8Cette dernière remarque nous conduit au seuil du trait le plus décisif de la pensée figurative de la religion, son dynamisme interne. C’est précisément ce trait qui suscitera le problème critique de l’évaluation finale de la pensée figurative par Hegel. Dire que la philosophie et la religion ont le même contenu spéculatif, mais que la religion saisit ce dernier seulement sur le mode figuratif et la philosophie sur le mode conceptuel, n’est pas une manière de les mettre côte à côte. Le mode spéculatif n’est pas extrinsèque au mode figuratif, mais engendre la dialectique interne du mode représentatif lui-même. Les représentations religieuses ne sont pas des contenus inertes, mais des processus traversés par un dynamisme interne, orienté vers le mode spéculatif.
9C’est par conséquent la description du dynamisme interne du mode figuratif qui constitue l’herméneutique hégélienne de la religion.
10Tenant ferme ce fil conducteur, Hegel peut remplir trois tâches qui, après lui, deviendront indépendantes, sinon mutuellement exclusives, mais qu’il a été le premier et le dernier à tenter de concevoir et d’accomplir comme une indivisible entreprise. Ces trois tâches correspondent à trois questions : qu’est-ce que la religion en général ? Quels sont les différents types de religion ? Quelle est la signification fondamentale du christianisme ? Pour nous, ces trois questions sont tombées dans trois champs différents : l’anthropologie culturelle, l’histoire comparée des religions, la théologie biblique. Pour Hegel, répondre à la première question c’est passer à la seconde, et résoudre la seconde c’est s’élever au rang de la troisième. Puisque la religion en général n’est rien d’autre que le dynamisme interne de la représentation, alors la raison de ce dynamisme ne peut être portée au jour que par les configurations mêmes constitutives des différentes religions. Et si ces configurations à leur tour peuvent être ordonnées selon une échelle en fonction du degré d’opacité et de transparence de leurs formes, alors les religions ne demandent pas seulement à être comparées, mais à être affectées d’un rang. Et si cette gradation conduit à la conclusion que l’élément figuratif suscité par le christianisme constitue à la fois le degré ultime de transparence dont est capable le symbolisme religieux et l’ultime résistance de son opacité résiduelle, alors la philosophie de la religion accomplit et épuise sa tâche dans la réinterprétation philosophique de la dogmatique chrétienne. Cette réinterprétation à son tour, par un mouvement circulaire, restitue le sens de la religion en général, puisqu’il conduit la phénoménologie de la représentation jusqu’au point où la différence entre représentation et concept tend à s’évanouir : « l’achèvement de la religion consiste en ceci que les deux formes deviennent identiques l’une à l’autre ».

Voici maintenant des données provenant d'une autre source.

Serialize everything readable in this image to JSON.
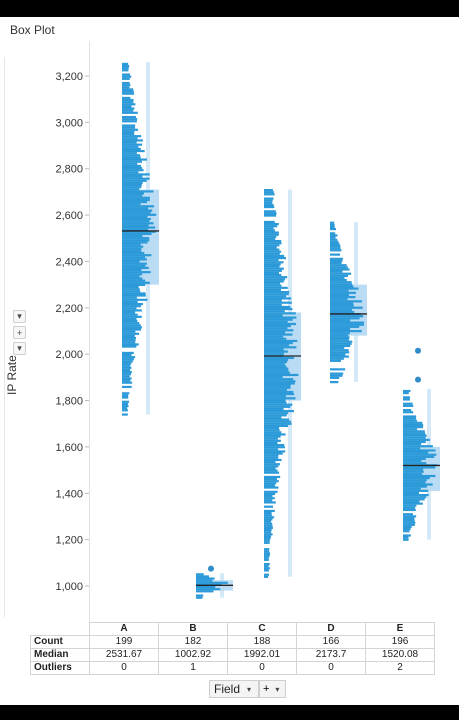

11Ce n’est pas ici le lieu de donner même une esquisse du schéma grandiose de ce procès englobant, consistant dans la différenciation et le retour à soi des moments individuels de la religion. Pour ce faire, il nous faudrait montrer comment la structure rationnelle qui organise les formes de la Vorstellung répète les structures de base de la phénoménologie dans son ensemble : conscience, conscience de soi, raison, esprit, et permet ainsi à la Vorstellung de récapituler tous les stades antérieurs du processus, en accord avec l’intuition la plus fondamentale de la pensée hégélienne, à savoir que l’esprit est présent comme un tout en chacune de ses phases et qu’il ne procède pas par addition externe mais par développement interne et de manière cumulative.
12Je préfère isoler deux moments significatifs qui représentent chacun un tournant critique dans la dialectique d’ensemble et qui permettent de surprendre l’attitude ambivalente de Hegel lui-même en ce qui concerne l’inadéquation de la Vorstellung religieuse et l’éventualité de sa disparition au bénéfice de la pensée conceptuelle.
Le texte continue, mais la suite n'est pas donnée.